Coll swung around to glare at him. “As if she would not do the same! She is the pushiest woman I have ever met. She likes to argue. She likes to poke and prod at me until I want to—” He broke off and plopped back into the chair. “Well, you know what I want to do.”
“I’ve a fair idea,” Alan agreed wryly. He chuckled. “Ah, she sounds like a grand woman, Coll.”
“She is. I just want . . .”
“Yes? What is it you want of her?”
“I want to be with her. I want to marry her. I want to give her my name. I want her to bear my children. I want to see her hold them and cuddle them and scold them. I want a life with her.” Coll sighed, bracing his elbows on the table, and dropped his head into his hands, fingers pushing into his skull. “And she does not.” He looked up at his father, his eyes desolate. “She does not love me.”
“She told you this?”
“No.” Coll grimaced.
“Then how do you know?
”
“It’s clear, is it not? She will not marry me.”
“So you believe your mither did not love me because she wouldna marry me? That she lied when she told me she did?”
“Nae! Ma did not lie. Everyone knew she loved you.”
“However foolish that was of her.”
“I dinna say that.”
“Weel, I suppose I should be thankful for that.” Alan sat back, studying Coll, folding his arms across his chest in a mirror image of his son, which anyone other than the two of them would have recognized. “But this woman, your Violet, is the sort of woman who would lie about it?”
“No! Not at all. She’s damnably blunt. She never said she loved me; she never pretended to.”
“She must hae given you some encouragement for you to ask for her hand.”
Coll shrugged.
“Och . . . getting words out of you is a miserable business.

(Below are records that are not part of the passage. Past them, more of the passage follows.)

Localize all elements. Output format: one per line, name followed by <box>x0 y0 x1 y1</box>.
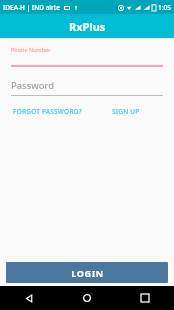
staticText: SIGN UP <box>112 107 140 116</box>
staticText: Password <box>11 79 54 92</box>
staticText: Phone Number <box>11 46 51 53</box>
staticText: FORGOT PASSWORD? <box>13 107 82 116</box>
button[interactable]: Recent apps <box>116 286 174 310</box>
button[interactable]: Home <box>58 286 116 310</box>
staticText: RxPlus <box>69 19 106 34</box>
button[interactable]: Password <box>11 79 163 96</box>
staticText: 1:05 <box>158 3 171 12</box>
button[interactable]: Back <box>0 286 58 310</box>
button[interactable]: SIGN UP <box>111 105 141 118</box>
button[interactable]: Phone Number <box>11 46 163 67</box>
button[interactable]: LOGIN <box>6 262 168 283</box>
staticText: IDEA-H | IND airte <box>3 3 61 12</box>
button[interactable]: FORGOT PASSWORD? <box>13 105 82 118</box>
staticText: LOGIN <box>71 267 104 279</box>
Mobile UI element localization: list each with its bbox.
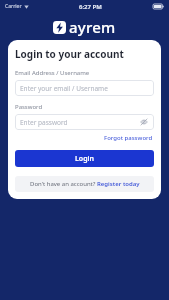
staticText: Register today [97,180,140,188]
staticText: Password [15,103,43,111]
staticText: Login [75,154,94,164]
button[interactable]: Show password [139,117,149,127]
staticText: Enter password [20,118,139,127]
staticText: Email Address / Username [15,69,90,77]
staticText: Don't have an account? [30,180,97,188]
button[interactable]: Login [15,150,154,167]
staticText: Login to your account [15,47,124,61]
button[interactable]: Don't have an account? [15,176,154,192]
button[interactable]: Enter password [15,114,154,130]
staticText: ayrem [69,17,116,37]
button[interactable]: Enter your email / Username [15,80,154,96]
staticText: 6:27 PM [79,3,102,11]
staticText: Enter your email / Username [20,84,149,93]
staticText: Carrier [5,3,22,10]
button[interactable]: Forgot password [103,133,154,143]
staticText: Forgot password [104,134,153,142]
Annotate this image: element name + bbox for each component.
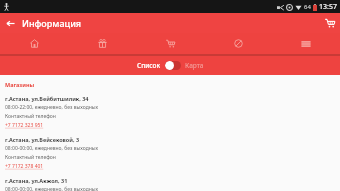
button[interactable]: Gifts [68,33,136,54]
button[interactable]: Menu [272,33,340,54]
staticText: Список [137,61,161,70]
button[interactable]: Switch between list and map [165,61,181,70]
button[interactable]: г.Астана, ул.Бейбитшилик, 34 [5,95,335,129]
staticText: 64 [304,3,311,11]
staticText: г.Астана, ул.Бейбитшилик, 34 [5,95,89,102]
button[interactable]: г.Астана, ул.Акжол, 31 [5,177,335,191]
staticText: +7 7172 378 401 [5,163,44,170]
staticText: г.Астана, ул.Акжол, 31 [5,177,68,184]
button[interactable]: Back [0,13,20,33]
button[interactable]: Cart [136,33,204,54]
staticText: Контактный телефон [5,113,56,120]
staticText: +7 7172 323 951 [5,122,44,129]
staticText: Магазины [5,81,35,88]
staticText: 13:57 [319,2,337,12]
staticText: 08:00-00:00, ежедневно, без выходных [5,145,99,152]
staticText: 08:00-00:00, ежедневно, без выходных [5,186,99,191]
staticText: 08:00-22:00, ежедневно, без выходных [5,104,99,111]
staticText: Контактный телефон [5,154,56,161]
staticText: г.Астана, ул.Бейсековой, 3 [5,136,80,143]
button[interactable]: Cart [320,13,340,33]
staticText: Информация [22,17,82,29]
staticText: Карта [185,61,204,70]
button[interactable]: Home [0,33,68,54]
button[interactable]: г.Астана, ул.Бейсековой, 3 [5,136,335,170]
button[interactable]: Promotions [204,33,272,54]
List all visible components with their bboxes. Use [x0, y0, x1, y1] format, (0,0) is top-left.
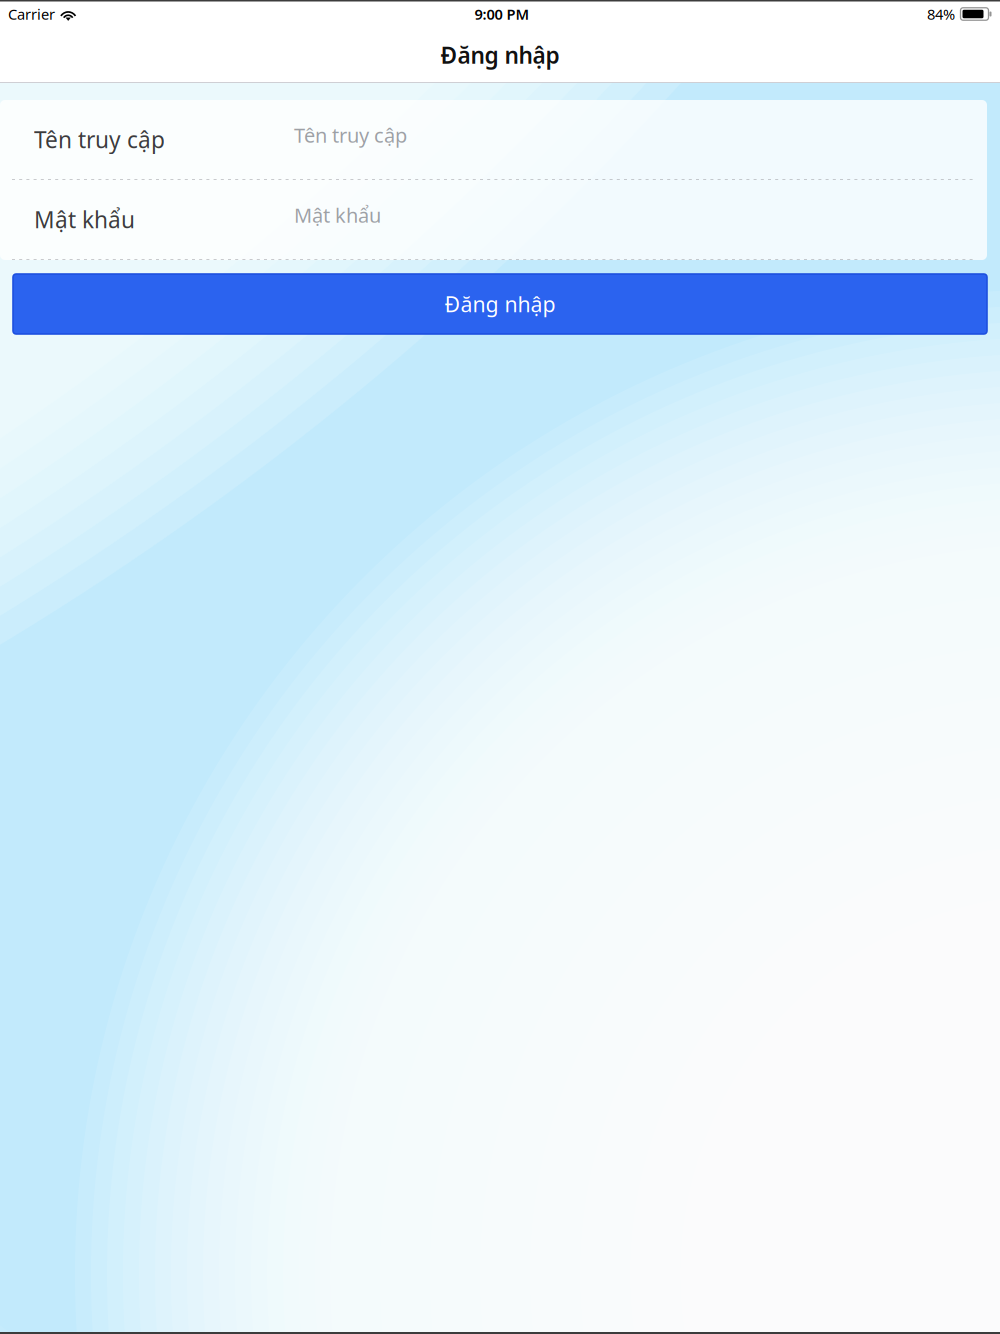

Does the woman hae no interest in you? No interest in men? Does she want nothing to do with you?”
“Oh, no, she’s fine with that! Bedding down is perfectly acceptable to her.” Coll stopped, looking abashed. “No, I should not have said that. I dinna mean—you must not think—Violet is not loose. She’s not known any man but me—oh, bloody hell!” Coll jumped to his feet again. “I canna talk to you about that.”
“I’d just as well you not.” Alan paused, frowning. “But I dinna understand. I thought you said you could not be with her. But now you’re saying she would be happy to have the . . . um, sort of life that Janet and—”
“Yes!” Coll flung out his hands. “Yes. She, apparently, would like that. She does not care that I canna take her hand or that I have to mind how I look at her in front of Mardoun’s servants. It doesna bother her that I have to sneak into her bed at night and out again before the maids get up. Indeed, she said why worry about it, as if that would not make her a scandal on the tongue of everyone in the glen. I dinna want to have to pummel every man who makes a remark about her—and I canna do so with the women. But I will not have her scorned. I will not be the sort of man who exposes her to their gossip.”